Ni ahora, ni a ningún precio que el club estuviera dispuesto a decir en voz alta. Al-Ahli conserva a su hombre, y Najran vuelve a una lista con un nombre tachado.
11 días desde que quedó libre el banquillo, una lista de nombres circulando y nadie ha firmado nada. Cada semana que esto se alarga, la lista se acorta.
La cantera existe exactamente para esta mañana. Hassan Al-Shehri ha pasado por todas las categorías del club y ya tiene dorsal del primer equipo; los más orgullosos del edificio serán quienes lo entrenaron con doce años.
No hay traspaso, ni presentación, ni agente en la escalinata. Sultan Al-Khaibari lleva en este club desde niño y ahora forma parte, formalmente, del primer equipo, lo que para un lector local supera a cualquier fichaje del tamaño que sea.
«No es un enfado.
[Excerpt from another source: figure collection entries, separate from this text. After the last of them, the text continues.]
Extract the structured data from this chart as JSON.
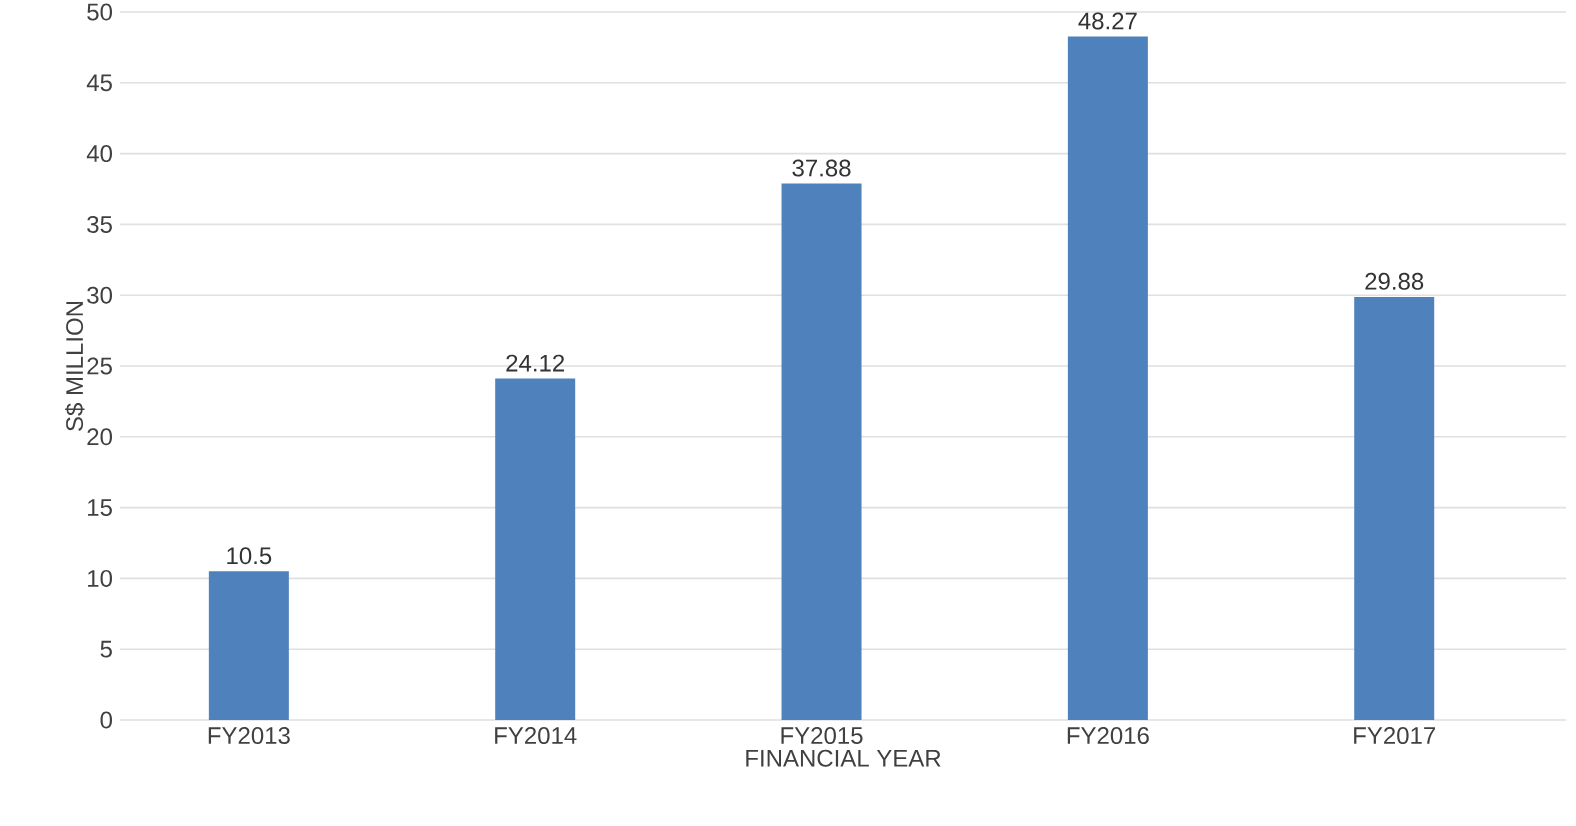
{
  "chart_data": {
    "type": "bar",
    "xlabel": "FINANCIAL YEAR",
    "ylabel": "S$ MILLION",
    "categories": [
      "FY2013",
      "FY2014",
      "FY2015",
      "FY2016",
      "FY2017"
    ],
    "values": [
      10.5,
      24.12,
      37.88,
      48.27,
      29.88
    ],
    "color": "#4f81bd",
    "ylim": [
      0,
      50
    ],
    "yticks": [
      0,
      5,
      10,
      15,
      20,
      25,
      30,
      35,
      40,
      45,
      50
    ],
    "grid": "y",
    "data_labels": true
  }
}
Llevo meses pensándolo, y nada de lo último me ha hecho cambiar de idea». La solicitud está sobre una mesa de Deportivo La Coruña, y no se va a retirar.
No es una racha: es un salto real, sostenido durante meses. Con 22 años hace a este nivel cosas que no hacía al empezar la temporada, y el cuerpo técnico le dirá exactamente cuáles.
Alguien dijo en voz alta lo que varios pensaban. José Giménez está en el centro, y la plantilla averiguará ahora si el listón sube o si los dos simplemente dejan de hablarse.
La oferta de Baranovichi por Facundo Di Sibio se escuchó y se devolvió el mismo día. Las primeras ofertas rara vez pretenden triunfar; pretenden averiguar con qué fuerza se cierra la puerta.
La discusión más vieja de cualquier vestuario y la única que va de verdad sobre fútbol: uno cree que el otro no pone lo suficiente. También es la bronca que a un entrenador, en privado, no le disgusta que haya ocurrido.
Santiago Gallucci Otero y un compañero se enzarzaron, y no por fútbol. Las ciudades deportivas son lugares pequeños, y una temporada larga los hace más pequeños todavía.
Regates completados: 15. Siempre había un defensa delante de él y nunca hubo un defensa delante de él mucho rato.
El banquillo07/09/2026
El veredicto del entrenador
«No me voy a venir arriba y tampoco dejaré que ellos lo hagan. Ha sido un buen día. Los habrá más difíciles». Gabriel Campos fue breve tras ganar 1‑0, que es lo que hacen los entrenadores cuando están contentos.